In 1955, Chief Obafemi Awolowo famously declared that every Nigerian should be educated at public expense to the limits of their natural ability. This revolutionary belief birthed the Universal Primary Education (UPE) program in Western Nigeria, which would go on to transform millions of lives. Today, many decades later, the question echoes louder than ever: What went wrong?
One such beneficiary of Awolowo’s vision is Professor Dayo, who grew up in a remote village in Ogun State with no prospects for education. When the UPE program launched, it changed the course of his life, enabling him to go from a poor farmer’s child to a retired professor at the University of Lagos. His story mirrors that of many others whose lives were reshaped by a policy that once made education a public right rather than a private privilege.
Awolowo’s Action Group Party (AGP) came into power in the Western Region in 1952, and education was its top priority. Awolowo, supported by Education Minister Stephen Awokoya, outlined three core reasons for free education: to reduce societal inequality, empower citizens to resist tyranny, and accelerate economic development. These ideals weren’t just lofty rhetoric they became government policy backed by solid financial planning and social reform.
Between 1952 and 1954, the region prepared by building more schools, training teachers, and educating the public on the importance of education. On January 17, 1955, UPE officially launched, mandating compulsory education for all children aged 5 to 13. This made Western Nigeria the first African region to implement free and compulsory primary education at such a scale.
The numbers were staggering. In 1952, there were 381,000 schoolchildren in the region. Just three years later, that number had more than doubled to 811,432. The number of primary schools rose from 3,550 to 6,670 by 1958. Education consumed up to 41.2% of the region’s annual recurrent budget, an unprecedented investment in human capital.
To fund this monumental initiative, Awolowo relied on cocoa revenues but also introduced a ten-shilling Education and Health Levy across all male adult taxpayers. Despite resistance, the levy was enforced. This ambitious taxation amounting to a 63% GDP ratio was high even by global standards. Yet it worked, ensuring funding for education and setting the region on a developmental trajectory unmatched by other parts of the country.
The results were transformative. By independence in 1960, Western Nigeria had become the intellectual powerhouse of the nation.
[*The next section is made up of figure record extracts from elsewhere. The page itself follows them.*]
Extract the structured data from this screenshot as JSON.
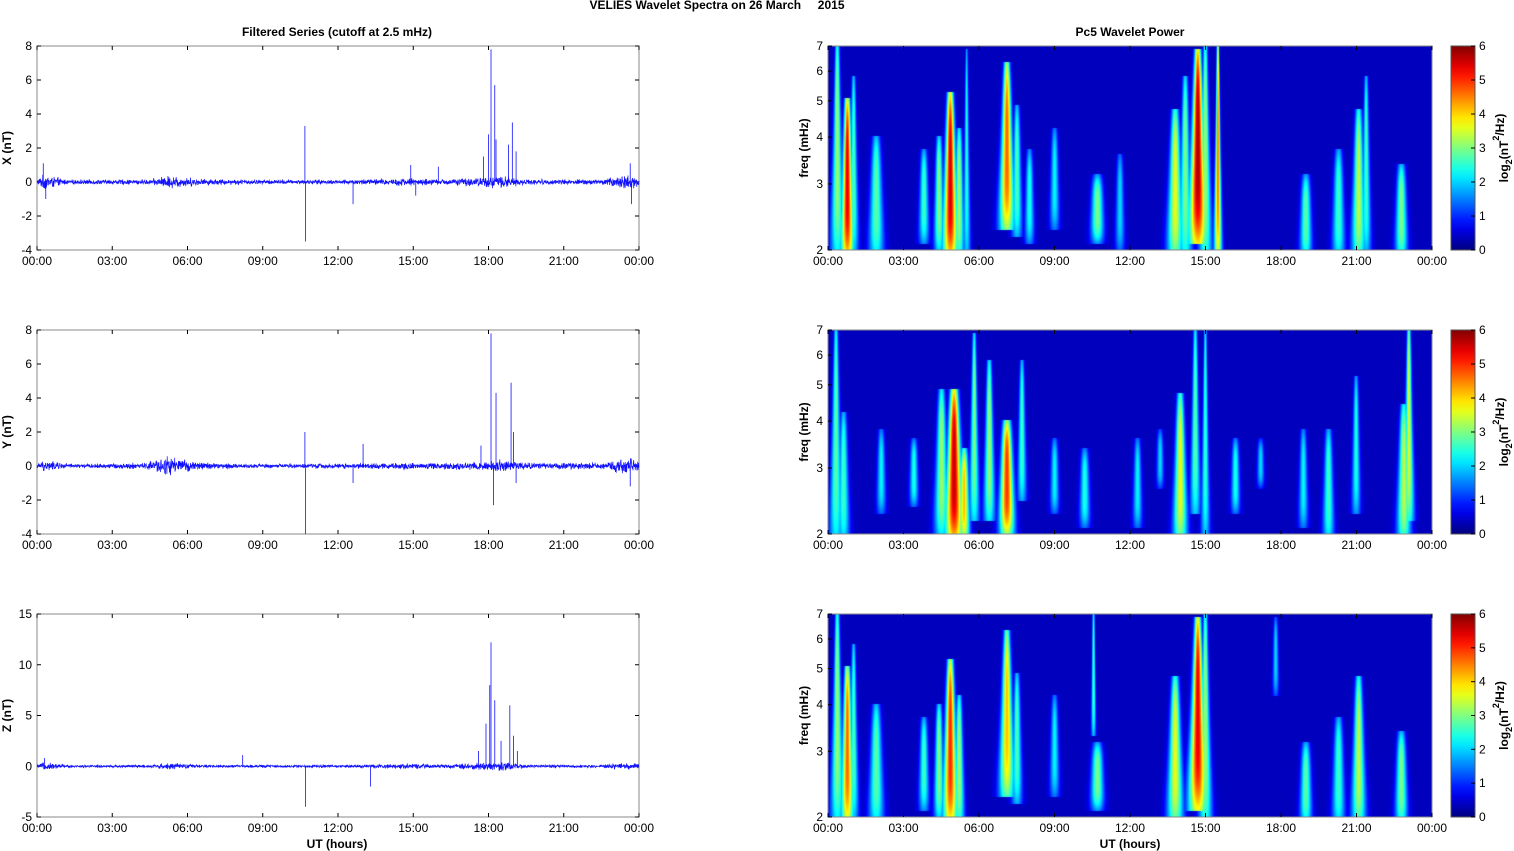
{
  "figure": {
    "suptitle": "VELIES Wavelet Spectra on 26 March     2015",
    "left_title": "Filtered Series (cutoff at 2.5 mHz)",
    "right_title": "Pc5 Wavelet Power",
    "xlabel": "UT (hours)"
  },
  "colors": {
    "trace": "#1010ff",
    "colormap": "jet",
    "background_low": "#00008f"
  },
  "chart_data": [
    {
      "type": "line",
      "ylabel": "X (nT)",
      "x_ticks": [
        "00:00",
        "03:00",
        "06:00",
        "09:00",
        "12:00",
        "15:00",
        "18:00",
        "21:00",
        "00:00"
      ],
      "xlim": [
        0,
        24
      ],
      "ylim": [
        -4,
        8
      ],
      "y_ticks": [
        "-4",
        "-2",
        "0",
        "2",
        "4",
        "6",
        "8"
      ],
      "y_tick_values": [
        -4,
        -2,
        0,
        2,
        4,
        6,
        8
      ],
      "noise_profile": [
        [
          0,
          0.12
        ],
        [
          0.3,
          0.35
        ],
        [
          1.2,
          0.1
        ],
        [
          4.5,
          0.12
        ],
        [
          5.3,
          0.3
        ],
        [
          6.5,
          0.15
        ],
        [
          8,
          0.12
        ],
        [
          10,
          0.1
        ],
        [
          12,
          0.1
        ],
        [
          14.8,
          0.18
        ],
        [
          16,
          0.12
        ],
        [
          17.5,
          0.2
        ],
        [
          18.5,
          0.3
        ],
        [
          19.5,
          0.12
        ],
        [
          22.5,
          0.12
        ],
        [
          23.6,
          0.35
        ],
        [
          24,
          0.2
        ]
      ],
      "spikes": [
        [
          0.25,
          1.1
        ],
        [
          0.35,
          -1.0
        ],
        [
          10.68,
          3.3
        ],
        [
          10.7,
          -3.5
        ],
        [
          12.6,
          -1.3
        ],
        [
          14.9,
          1.0
        ],
        [
          15.1,
          -0.8
        ],
        [
          16.0,
          0.9
        ],
        [
          17.8,
          1.5
        ],
        [
          18.0,
          2.8
        ],
        [
          18.1,
          7.8
        ],
        [
          18.25,
          5.7
        ],
        [
          18.3,
          2.5
        ],
        [
          18.8,
          2.2
        ],
        [
          18.95,
          3.5
        ],
        [
          19.1,
          1.8
        ],
        [
          23.65,
          1.1
        ],
        [
          23.7,
          -1.3
        ]
      ]
    },
    {
      "type": "line",
      "ylabel": "Y (nT)",
      "x_ticks": [
        "00:00",
        "03:00",
        "06:00",
        "09:00",
        "12:00",
        "15:00",
        "18:00",
        "21:00",
        "00:00"
      ],
      "xlim": [
        0,
        24
      ],
      "ylim": [
        -4,
        8
      ],
      "y_ticks": [
        "-4",
        "-2",
        "0",
        "2",
        "4",
        "6",
        "8"
      ],
      "y_tick_values": [
        -4,
        -2,
        0,
        2,
        4,
        6,
        8
      ],
      "noise_profile": [
        [
          0,
          0.1
        ],
        [
          0.3,
          0.25
        ],
        [
          1.5,
          0.08
        ],
        [
          4.3,
          0.15
        ],
        [
          5.2,
          0.45
        ],
        [
          6.2,
          0.2
        ],
        [
          8,
          0.1
        ],
        [
          10,
          0.1
        ],
        [
          12,
          0.12
        ],
        [
          14,
          0.15
        ],
        [
          16,
          0.15
        ],
        [
          17.5,
          0.2
        ],
        [
          18.5,
          0.3
        ],
        [
          19.5,
          0.15
        ],
        [
          22.5,
          0.15
        ],
        [
          23.6,
          0.35
        ],
        [
          24,
          0.2
        ]
      ],
      "spikes": [
        [
          10.68,
          2.0
        ],
        [
          10.7,
          -4.0
        ],
        [
          12.6,
          -1.0
        ],
        [
          13.0,
          1.3
        ],
        [
          17.7,
          1.2
        ],
        [
          18.1,
          7.8
        ],
        [
          18.2,
          -2.3
        ],
        [
          18.3,
          4.3
        ],
        [
          18.9,
          4.9
        ],
        [
          19.0,
          2.0
        ],
        [
          19.1,
          -1.0
        ],
        [
          23.65,
          -1.2
        ]
      ]
    },
    {
      "type": "line",
      "ylabel": "Z (nT)",
      "x_ticks": [
        "00:00",
        "03:00",
        "06:00",
        "09:00",
        "12:00",
        "15:00",
        "18:00",
        "21:00",
        "00:00"
      ],
      "xlim": [
        0,
        24
      ],
      "ylim": [
        -5,
        15
      ],
      "y_ticks": [
        "-5",
        "0",
        "5",
        "10",
        "15"
      ],
      "y_tick_values": [
        -5,
        0,
        5,
        10,
        15
      ],
      "noise_profile": [
        [
          0,
          0.12
        ],
        [
          0.3,
          0.3
        ],
        [
          1.5,
          0.08
        ],
        [
          4.5,
          0.12
        ],
        [
          5.3,
          0.25
        ],
        [
          6.5,
          0.12
        ],
        [
          8,
          0.1
        ],
        [
          10,
          0.1
        ],
        [
          12,
          0.1
        ],
        [
          14.8,
          0.2
        ],
        [
          16,
          0.12
        ],
        [
          17.5,
          0.25
        ],
        [
          18.5,
          0.35
        ],
        [
          19.5,
          0.12
        ],
        [
          22.5,
          0.12
        ],
        [
          23.6,
          0.3
        ],
        [
          24,
          0.2
        ]
      ],
      "spikes": [
        [
          0.3,
          0.8
        ],
        [
          8.2,
          1.1
        ],
        [
          10.7,
          -4.0
        ],
        [
          13.3,
          -2.0
        ],
        [
          17.6,
          1.5
        ],
        [
          17.9,
          4.2
        ],
        [
          18.05,
          8.0
        ],
        [
          18.1,
          12.2
        ],
        [
          18.25,
          6.5
        ],
        [
          18.5,
          2.5
        ],
        [
          18.85,
          6.0
        ],
        [
          19.0,
          3.0
        ],
        [
          19.15,
          1.5
        ]
      ]
    },
    {
      "type": "heatmap",
      "ylabel": "freq (mHz)",
      "xlim": [
        0,
        24
      ],
      "ylim": [
        2,
        7
      ],
      "y_scale": "log",
      "x_ticks": [
        "00:00",
        "03:00",
        "06:00",
        "09:00",
        "12:00",
        "15:00",
        "18:00",
        "21:00",
        "00:00"
      ],
      "y_ticks": [
        "2",
        "3",
        "4",
        "5",
        "6",
        "7"
      ],
      "y_tick_values": [
        2,
        3,
        4,
        5,
        6,
        7
      ],
      "colorbar": {
        "label": "log2(nT2/Hz)",
        "range": [
          0,
          6
        ],
        "ticks": [
          "0",
          "1",
          "2",
          "3",
          "4",
          "5",
          "6"
        ]
      },
      "blobs": [
        [
          0.35,
          2.1,
          7.0,
          0.12,
          3.0
        ],
        [
          0.75,
          2.0,
          4.8,
          0.14,
          5.4
        ],
        [
          1.0,
          2.1,
          5.5,
          0.1,
          2.5
        ],
        [
          1.9,
          2.0,
          3.8,
          0.18,
          2.6
        ],
        [
          3.8,
          2.2,
          3.5,
          0.13,
          2.4
        ],
        [
          4.4,
          2.1,
          3.8,
          0.12,
          2.9
        ],
        [
          4.85,
          2.0,
          5.0,
          0.16,
          5.5
        ],
        [
          5.2,
          2.0,
          4.0,
          0.12,
          3.0
        ],
        [
          5.5,
          2.0,
          6.5,
          0.07,
          2.2
        ],
        [
          7.1,
          2.4,
          6.0,
          0.16,
          4.6
        ],
        [
          7.5,
          2.3,
          4.6,
          0.12,
          2.5
        ],
        [
          8.0,
          2.2,
          3.5,
          0.12,
          2.2
        ],
        [
          9.0,
          2.4,
          4.0,
          0.12,
          2.0
        ],
        [
          10.7,
          2.2,
          3.0,
          0.18,
          2.8
        ],
        [
          11.6,
          2.1,
          3.4,
          0.12,
          1.8
        ],
        [
          13.8,
          2.0,
          4.5,
          0.18,
          3.5
        ],
        [
          14.2,
          2.0,
          5.5,
          0.14,
          2.8
        ],
        [
          14.7,
          2.2,
          6.5,
          0.18,
          5.8
        ],
        [
          15.0,
          2.0,
          7.0,
          0.12,
          3.0
        ],
        [
          15.5,
          2.0,
          7.0,
          0.07,
          4.5
        ],
        [
          19.0,
          2.0,
          3.0,
          0.16,
          2.6
        ],
        [
          20.3,
          2.0,
          3.5,
          0.16,
          2.4
        ],
        [
          21.1,
          2.0,
          4.5,
          0.16,
          3.2
        ],
        [
          21.4,
          2.1,
          5.5,
          0.1,
          2.4
        ],
        [
          22.8,
          2.0,
          3.2,
          0.16,
          2.8
        ]
      ]
    },
    {
      "type": "heatmap",
      "ylabel": "freq (mHz)",
      "xlim": [
        0,
        24
      ],
      "ylim": [
        2,
        7
      ],
      "y_scale": "log",
      "x_ticks": [
        "00:00",
        "03:00",
        "06:00",
        "09:00",
        "12:00",
        "15:00",
        "18:00",
        "21:00",
        "00:00"
      ],
      "y_ticks": [
        "2",
        "3",
        "4",
        "5",
        "6",
        "7"
      ],
      "y_tick_values": [
        2,
        3,
        4,
        5,
        6,
        7
      ],
      "colorbar": {
        "label": "log2(nT2/Hz)",
        "range": [
          0,
          6
        ],
        "ticks": [
          "0",
          "1",
          "2",
          "3",
          "4",
          "5",
          "6"
        ]
      },
      "blobs": [
        [
          0.3,
          2.0,
          7.0,
          0.12,
          2.6
        ],
        [
          0.6,
          2.0,
          4.0,
          0.14,
          2.4
        ],
        [
          2.1,
          2.4,
          3.6,
          0.12,
          2.0
        ],
        [
          3.4,
          2.5,
          3.4,
          0.12,
          2.2
        ],
        [
          4.5,
          2.1,
          4.6,
          0.16,
          3.0
        ],
        [
          5.0,
          2.0,
          4.6,
          0.2,
          5.6
        ],
        [
          5.4,
          2.0,
          3.2,
          0.14,
          4.0
        ],
        [
          5.8,
          2.3,
          6.5,
          0.1,
          2.8
        ],
        [
          6.4,
          2.3,
          5.5,
          0.12,
          3.0
        ],
        [
          7.1,
          2.1,
          3.8,
          0.18,
          4.9
        ],
        [
          7.7,
          2.6,
          5.5,
          0.1,
          2.4
        ],
        [
          9.0,
          2.4,
          3.4,
          0.12,
          2.0
        ],
        [
          10.2,
          2.2,
          3.2,
          0.14,
          2.2
        ],
        [
          12.3,
          2.2,
          3.4,
          0.12,
          2.0
        ],
        [
          13.2,
          2.8,
          3.6,
          0.1,
          1.8
        ],
        [
          14.0,
          2.0,
          4.5,
          0.16,
          3.5
        ],
        [
          14.6,
          2.4,
          7.0,
          0.1,
          2.6
        ],
        [
          15.0,
          2.1,
          7.0,
          0.08,
          2.4
        ],
        [
          16.2,
          2.4,
          3.4,
          0.12,
          2.2
        ],
        [
          17.2,
          2.8,
          3.4,
          0.1,
          1.8
        ],
        [
          18.9,
          2.2,
          3.6,
          0.12,
          2.0
        ],
        [
          19.9,
          2.0,
          3.6,
          0.14,
          2.4
        ],
        [
          21.0,
          2.4,
          5.0,
          0.1,
          2.2
        ],
        [
          22.9,
          2.0,
          4.2,
          0.16,
          3.2
        ],
        [
          23.1,
          2.3,
          7.0,
          0.1,
          3.4
        ]
      ]
    },
    {
      "type": "heatmap",
      "ylabel": "freq (mHz)",
      "xlim": [
        0,
        24
      ],
      "ylim": [
        2,
        7
      ],
      "y_scale": "log",
      "x_ticks": [
        "00:00",
        "03:00",
        "06:00",
        "09:00",
        "12:00",
        "15:00",
        "18:00",
        "21:00",
        "00:00"
      ],
      "y_ticks": [
        "2",
        "3",
        "4",
        "5",
        "6",
        "7"
      ],
      "y_tick_values": [
        2,
        3,
        4,
        5,
        6,
        7
      ],
      "colorbar": {
        "label": "log2(nT2/Hz)",
        "range": [
          0,
          6
        ],
        "ticks": [
          "0",
          "1",
          "2",
          "3",
          "4",
          "5",
          "6"
        ]
      },
      "blobs": [
        [
          0.35,
          2.1,
          7.0,
          0.12,
          3.0
        ],
        [
          0.75,
          2.0,
          4.8,
          0.14,
          4.6
        ],
        [
          1.0,
          2.1,
          5.5,
          0.1,
          2.5
        ],
        [
          1.9,
          2.0,
          3.8,
          0.18,
          2.6
        ],
        [
          3.8,
          2.2,
          3.5,
          0.13,
          2.4
        ],
        [
          4.4,
          2.1,
          3.8,
          0.12,
          2.9
        ],
        [
          4.85,
          2.0,
          5.0,
          0.16,
          5.0
        ],
        [
          5.2,
          2.0,
          4.0,
          0.12,
          3.0
        ],
        [
          7.1,
          2.4,
          6.0,
          0.16,
          4.0
        ],
        [
          7.5,
          2.3,
          4.6,
          0.12,
          2.5
        ],
        [
          9.0,
          2.4,
          4.0,
          0.12,
          2.0
        ],
        [
          10.7,
          2.2,
          3.0,
          0.18,
          2.8
        ],
        [
          10.55,
          3.5,
          7.0,
          0.05,
          2.6
        ],
        [
          13.8,
          2.0,
          4.5,
          0.18,
          3.5
        ],
        [
          14.7,
          2.2,
          6.5,
          0.18,
          5.4
        ],
        [
          15.0,
          2.0,
          7.0,
          0.12,
          3.0
        ],
        [
          17.8,
          4.5,
          6.5,
          0.08,
          1.8
        ],
        [
          19.0,
          2.0,
          3.0,
          0.16,
          2.6
        ],
        [
          20.3,
          2.0,
          3.5,
          0.16,
          2.4
        ],
        [
          21.1,
          2.0,
          4.5,
          0.16,
          3.2
        ],
        [
          22.8,
          2.0,
          3.2,
          0.16,
          2.8
        ]
      ]
    }
  ]
}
It produced 47.3% of students at the University College Ibadan, far outpacing the Eastern and Northern regions. Awolowo’s UPE had not only educated children but created a robust middle class and a professional workforce that would drive the region’s economy for decades.
Crucially, the policy also addressed gender inequality in education. With female enrollment rising from 115,990 in 1954 to 414,861 in 1959, Awolowo insisted that “women receive an education comparable in standard to men.” This opened the door to a generation of educated, empowered Nigerian women who would go on to make significant contributions to society.
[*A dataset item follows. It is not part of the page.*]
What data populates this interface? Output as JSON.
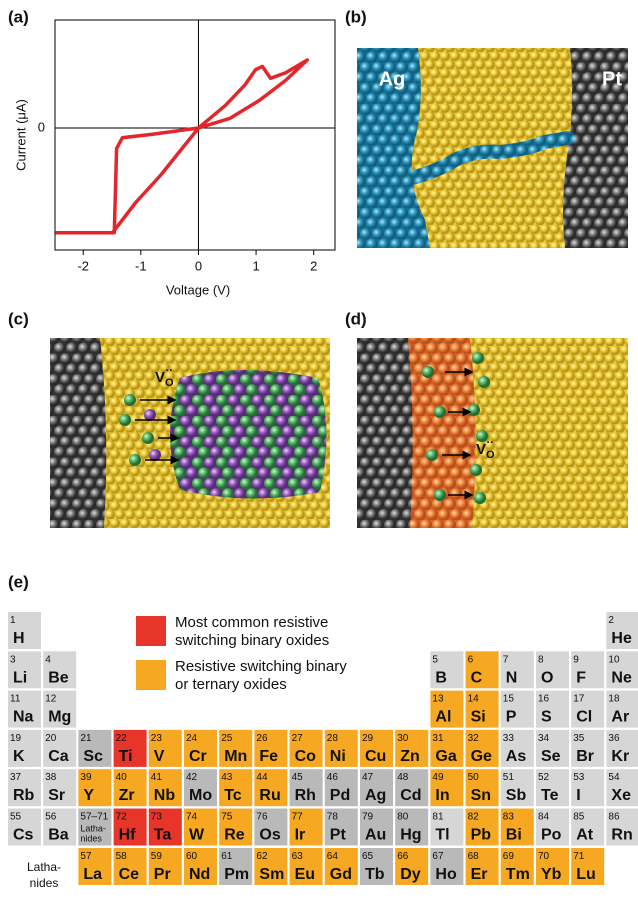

Yet despite these groundbreaking achievements, UPE was not without criticism. A federal committee in 1978 revealed concerns about its financial sustainability and uneven teacher distribution. It noted high dropout rates in rural schools and the failure of the curriculum to equip students for employment, particularly in non-urban areas. Some argued that the initiative created an unrealistic appetite for white-collar jobs without the infrastructure to support them.
Still, these shortcomings pale in comparison to the successes. UPE lifted millions out of poverty, reshaped a region, and gave Nigeria a generation of thinkers, professionals, and public servants. It also exposed the dangerous gap between visionary leadership and future policymaking.
Today, Nigeria’s education system is in crisis. Strike actions, underfunding, dilapidated infrastructure, and declining learning outcomes have replaced the hope that once defined the UPE era. Many public schools lack basic facilities, and the idea of free education is now mostly symbolic. Ironically, those in power, many of whom are products of public education, send their children to elite schools abroad, abandoning the very system that nurtured them.
Awolowo’s belief that education was the foundation of democracy and economic prosperity feels like a distant dream. In today’s Nigeria, education is often treated as an afterthought in budget planning and policy execution. Corruption, inefficiency, and a lack of political will have hollowed out the promise of public education.
And yet, the legacy of UPE endures as both a benchmark and a challenge. It reminds us of what is possible when leadership is guided by vision and the public good. It also forces us to confront the reality that we have strayed far from that path. Nigeria once showed Africa what could be achieved with political courage and strategic investment in people. Today, it must decide whether it still has the will to return to that vision.
As Professor Toyin Falola once observed, “No single decision before independence shaped Nigeria’s political economy like Awolowo’s free education policy.” If Nigeria ever hopes to reclaim its future, it must begin by learning from its past.